DEV Community

dpsutton
dpsutton

Posted on

Exploring the core.cache api

Exploring the core.cache api

I was reading through the code of core.cache and wanted to figure out the "correct" way to use it. The protocol for it is a bit large so I wasn't sure what the best way to check/hit/miss was.

(defprotocol CacheProtocol
  "This is the protocol describing the basic cache capability."
  (lookup [cache e]
          [cache e not-found]
   "Retrieve the value associated with `e` if it exists, else `nil` in
   the 2-arg case.  Retrieve the value associated with `e` if it exists,
   else `not-found` in the 3-arg case.")
  (has?    [cache e]
   "Checks if the cache contains a value associated with `e`")
  (hit     [cache e]
   "Is meant to be called if the cache is determined to contain a value
   associated with `e`")
  (miss    [cache e ret]
   "Is meant to be called if the cache is determined to **not** contain a
   value associated with `e`")
  (evict  [cache e]
   "Removes an entry from the cache")
  (seed    [cache base]
   "Is used to signal that the cache should be created with a seed.
   The contract is that said cache should return an instance of its
   own type."))

The docs in core.cache mention the common usage pattern:

(if (cache/has? C :c)     ;; has? checks that the cache contains an item
  (cache/hit C :c)        ;; hit returns a cache with any relevant internal information updated
  (cache/miss C :c 42))   ;; miss returns a new cache with the new item and without evicted entries

;=> {:a 1, :b 2, :c 42}

Using the has?/hit/miss\ pattern ensures that the thresholding and eviction logic for each implementation works properly. It is built into the through\ and through-cache\ functions, as well as clojure.core.cache.wrapped/lookup-or-miss\. *Avoid this pattern at your own risk.*

This usage shows using a cache value but most usage in the wild will be based on some storage, usually an atom (although there are examples using mongo, sqlite, etc). It also shows hitting and missing but not the best way to do all of this and also get the value out.

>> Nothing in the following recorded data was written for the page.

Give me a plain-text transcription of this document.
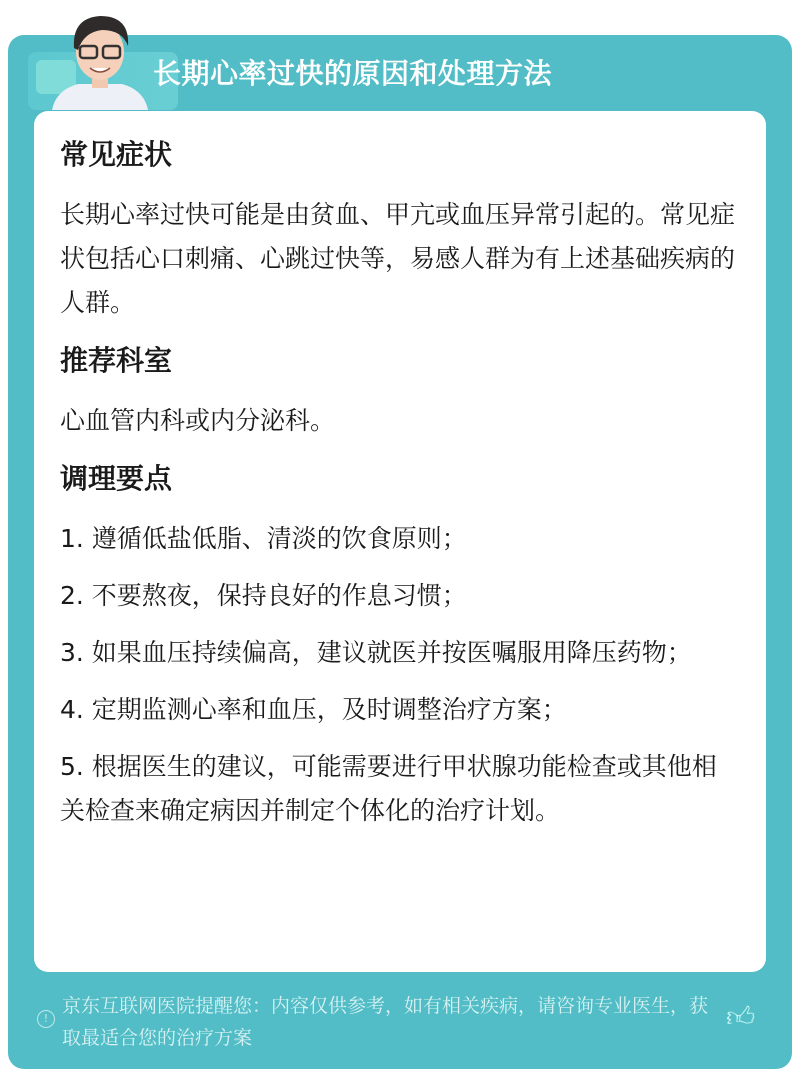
长期心率过快的原因和处理方法
常见症状

长期心率过快可能是由贫血、甲亢或血压异常引起的。常见症状包括心口刺痛、心跳过快等，易感人群为有上述基础疾病的人群。

推荐科室

心血管内科或内分泌科。

调理要点

1. 遵循低盐低脂、清淡的饮食原则；

2. 不要熬夜，保持良好的作息习惯；

3. 如果血压持续偏高，建议就医并按医嘱服用降压药物；

4. 定期监测心率和血压，及时调整治疗方案；

5. 根据医生的建议，可能需要进行甲状腺功能检查或其他相关检查来确定病因并制定个体化的治疗计划。

!
京东互联网医院提醒您：内容仅供参考，如有相关疾病，请咨询专业医生，获取最适合您的治疗方案
👍︎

I'm using the grep.app webapp to find usages in the wild. Search for usages of core.cache with https://grep.app/search?q=clojure.core.cache. The site grep.app is awesome and I want to contribute to the creator. You should use it to search for code if you don't already.

Examples

Stencil

Stencil is a mustache templating library using cache which is what metabase uses for its email templates in the search results from grep.app. It uses an api of get-in and assoc-in, notably never calling hit (miss is called by assoc under the hood). This means that any caches which depend on hit for stats won't work: notably LRUCache, LUCache.

(defn cache
  "Given a template name (string), variant key (string), template source
   (string), and optionally a parsed AST, and stores that entry in the
   template cache. Returns the parsed template."
  ([template-name template-variant template-src]
     (cache template-name template-variant template-src (parse template-src)))
  ([template-name template-variant template-src parsed-template]
     (swap! parsed-template-cache
            assoc-in [template-name template-variant]
            (template-cache-entry template-src
                                  parsed-template))
     parsed-template))

,,,

(defn cache-get
  "Given a template name, attempts to fetch the template with that
   name from the template cache. If it is not in the cache, nil will
   be returned. Single argument version gets the default variant."
  ([template-name]
     (cache-get template-name :default))
  ([template-name template-variant]
     (get-in @parsed-template-cache [template-name template-variant])))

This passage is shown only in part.